How critical were these men of the police department? Well, three of the four publicly called the department racist.

Four years before, in 1983, Butts and Daughtry had pushed for Congressional hearings into police brutality, which were held by Michigan Congressman John Conyers. Those hearings were so damning they led to Mayor Ed Koch’s appointment of Ward as police commissioner.

In 1985, Daughtry and Foster were on the daily picket line outside the Bronx County Courthouse when police officer Stephen Sullivan went on trial for the shooting death of black grandmother Eleanor Bumpers. Sullivan shot and killed her after she attacked an officer with a 10-inch carving knife while the police were trying to evict her from her apartment. A judge acquitted Sullivan. Ward also backed him up.

As for Lucas, in 1986 he spoke up for Larry Davis, who had shot six police officers in his sister’s apartment, sparking a city-wide man-hunt. During Davis’s trial, Lucas brought his students to the courtroom and bear-hugged Davis’s attorney, William Kunstler. A jury acquitted Davis of shooting the officers although he was subsequently convicted of murdering a drug dealer. [After the verdict was read, his lawyer, Michael Warren, publicly blamed Your Humble Servant for Davis’ conviction because of a series of articles about how Davis obtained the home addresses of jurors from an IRS official who visited him in jail.

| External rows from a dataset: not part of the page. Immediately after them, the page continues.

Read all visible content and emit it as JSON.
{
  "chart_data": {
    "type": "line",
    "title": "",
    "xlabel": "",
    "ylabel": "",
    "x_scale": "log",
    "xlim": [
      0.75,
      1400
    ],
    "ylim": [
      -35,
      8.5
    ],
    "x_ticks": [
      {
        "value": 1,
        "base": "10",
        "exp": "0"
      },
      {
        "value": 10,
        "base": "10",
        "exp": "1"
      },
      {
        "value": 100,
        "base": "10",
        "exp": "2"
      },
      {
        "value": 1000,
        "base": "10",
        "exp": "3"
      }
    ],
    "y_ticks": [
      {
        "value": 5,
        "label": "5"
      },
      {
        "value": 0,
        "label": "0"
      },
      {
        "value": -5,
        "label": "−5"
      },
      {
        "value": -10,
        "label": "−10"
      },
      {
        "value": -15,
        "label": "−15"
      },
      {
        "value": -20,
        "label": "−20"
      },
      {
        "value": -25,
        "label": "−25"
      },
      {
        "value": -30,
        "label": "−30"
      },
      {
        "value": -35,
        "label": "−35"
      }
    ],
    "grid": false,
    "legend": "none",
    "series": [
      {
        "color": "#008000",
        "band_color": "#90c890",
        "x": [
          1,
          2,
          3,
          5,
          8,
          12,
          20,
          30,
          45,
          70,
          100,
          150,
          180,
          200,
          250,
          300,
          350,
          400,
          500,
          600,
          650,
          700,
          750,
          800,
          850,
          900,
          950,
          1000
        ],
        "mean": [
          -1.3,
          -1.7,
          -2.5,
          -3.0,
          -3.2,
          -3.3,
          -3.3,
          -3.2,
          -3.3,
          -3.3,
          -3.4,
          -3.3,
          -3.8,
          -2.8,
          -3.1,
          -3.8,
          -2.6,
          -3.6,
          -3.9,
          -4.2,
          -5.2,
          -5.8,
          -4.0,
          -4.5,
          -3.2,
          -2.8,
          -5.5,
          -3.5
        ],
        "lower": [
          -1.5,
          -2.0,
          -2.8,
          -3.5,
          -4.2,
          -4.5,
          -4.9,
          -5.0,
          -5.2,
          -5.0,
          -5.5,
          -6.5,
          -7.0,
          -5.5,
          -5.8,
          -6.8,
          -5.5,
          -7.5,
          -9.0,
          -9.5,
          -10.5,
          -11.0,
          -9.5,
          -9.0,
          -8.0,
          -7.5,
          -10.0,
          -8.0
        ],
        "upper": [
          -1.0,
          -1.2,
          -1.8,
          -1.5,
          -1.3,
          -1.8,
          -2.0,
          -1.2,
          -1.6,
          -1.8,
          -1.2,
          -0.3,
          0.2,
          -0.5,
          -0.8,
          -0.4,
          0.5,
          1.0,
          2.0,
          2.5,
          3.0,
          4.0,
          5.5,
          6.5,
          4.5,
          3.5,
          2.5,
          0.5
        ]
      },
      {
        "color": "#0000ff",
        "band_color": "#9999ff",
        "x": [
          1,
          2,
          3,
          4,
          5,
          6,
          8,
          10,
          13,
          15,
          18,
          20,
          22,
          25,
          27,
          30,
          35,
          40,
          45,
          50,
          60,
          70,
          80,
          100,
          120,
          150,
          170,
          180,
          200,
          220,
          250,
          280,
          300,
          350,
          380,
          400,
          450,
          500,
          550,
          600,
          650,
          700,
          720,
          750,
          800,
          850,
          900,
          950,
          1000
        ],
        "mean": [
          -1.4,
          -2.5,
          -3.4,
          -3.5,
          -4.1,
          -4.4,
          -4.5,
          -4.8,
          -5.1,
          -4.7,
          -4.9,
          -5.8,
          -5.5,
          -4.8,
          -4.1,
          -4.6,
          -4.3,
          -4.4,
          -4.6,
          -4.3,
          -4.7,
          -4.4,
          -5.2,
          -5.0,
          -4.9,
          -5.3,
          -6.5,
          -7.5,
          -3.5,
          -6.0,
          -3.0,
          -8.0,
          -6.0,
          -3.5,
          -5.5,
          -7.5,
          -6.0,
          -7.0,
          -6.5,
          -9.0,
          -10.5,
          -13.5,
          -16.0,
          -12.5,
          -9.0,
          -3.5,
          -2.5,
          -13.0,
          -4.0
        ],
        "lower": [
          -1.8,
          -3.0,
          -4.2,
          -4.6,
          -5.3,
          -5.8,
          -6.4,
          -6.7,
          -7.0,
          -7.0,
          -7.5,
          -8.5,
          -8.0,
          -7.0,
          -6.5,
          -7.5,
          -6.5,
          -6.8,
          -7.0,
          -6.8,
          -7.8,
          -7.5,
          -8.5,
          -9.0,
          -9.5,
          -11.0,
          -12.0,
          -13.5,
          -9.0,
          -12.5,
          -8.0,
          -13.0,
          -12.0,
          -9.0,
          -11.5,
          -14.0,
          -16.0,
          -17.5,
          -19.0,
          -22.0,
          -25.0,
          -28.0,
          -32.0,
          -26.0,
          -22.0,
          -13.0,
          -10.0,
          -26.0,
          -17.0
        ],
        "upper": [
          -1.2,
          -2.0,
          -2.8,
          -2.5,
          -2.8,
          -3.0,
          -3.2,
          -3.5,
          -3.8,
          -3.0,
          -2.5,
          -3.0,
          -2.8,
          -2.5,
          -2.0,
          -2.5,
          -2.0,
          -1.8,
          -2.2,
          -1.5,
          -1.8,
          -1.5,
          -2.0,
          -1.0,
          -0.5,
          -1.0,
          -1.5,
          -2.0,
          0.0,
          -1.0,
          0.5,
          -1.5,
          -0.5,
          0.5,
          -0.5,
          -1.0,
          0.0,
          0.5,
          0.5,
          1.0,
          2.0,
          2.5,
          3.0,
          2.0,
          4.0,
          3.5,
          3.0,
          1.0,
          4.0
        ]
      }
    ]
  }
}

Needless to say, Ward’s posters with pictures of Daughtry, Foster, Butts and Lucas so upset the rank-and-file that the Patrolmen’s Benevolent Association condemned them. PBA spokesman Dennis Sheehan said it was “outrageous that anybody who’s made volatile statements in the past should be utilized in any kind of recruitment drive.”

According to Hargrove, whose commands in the Personnel Bureau included the Cadet Corps and the Applicant Processing Division and Recruitment, Ward had wanted to include a fifth clergyman on the posters: the Rev. Sharpton.

Sharpton was then in the midst of defending Tawana Brawley, the black teenager who claimed she had been raped by a group of hooded white men, a la the Ku Klux Klan. The case was revealed to be a hoax, although Sharpton has never apologized for his role or his actions.

Sharpton, however, never appeared as the fifth face on the department’s posters.

According to Hargrove, Ward was dissuaded from using Sharpton by none other than Kelly, who was then assigned to headquarters in the Office of Management and Planning, known as OMAP.

“He argued to Ben Ward that Sharpton was no more than a ‘con man’ and a ‘poverty pimp,’” Hargrove said of Kelly.

Ward, Hargrove added, “went along with Ray.”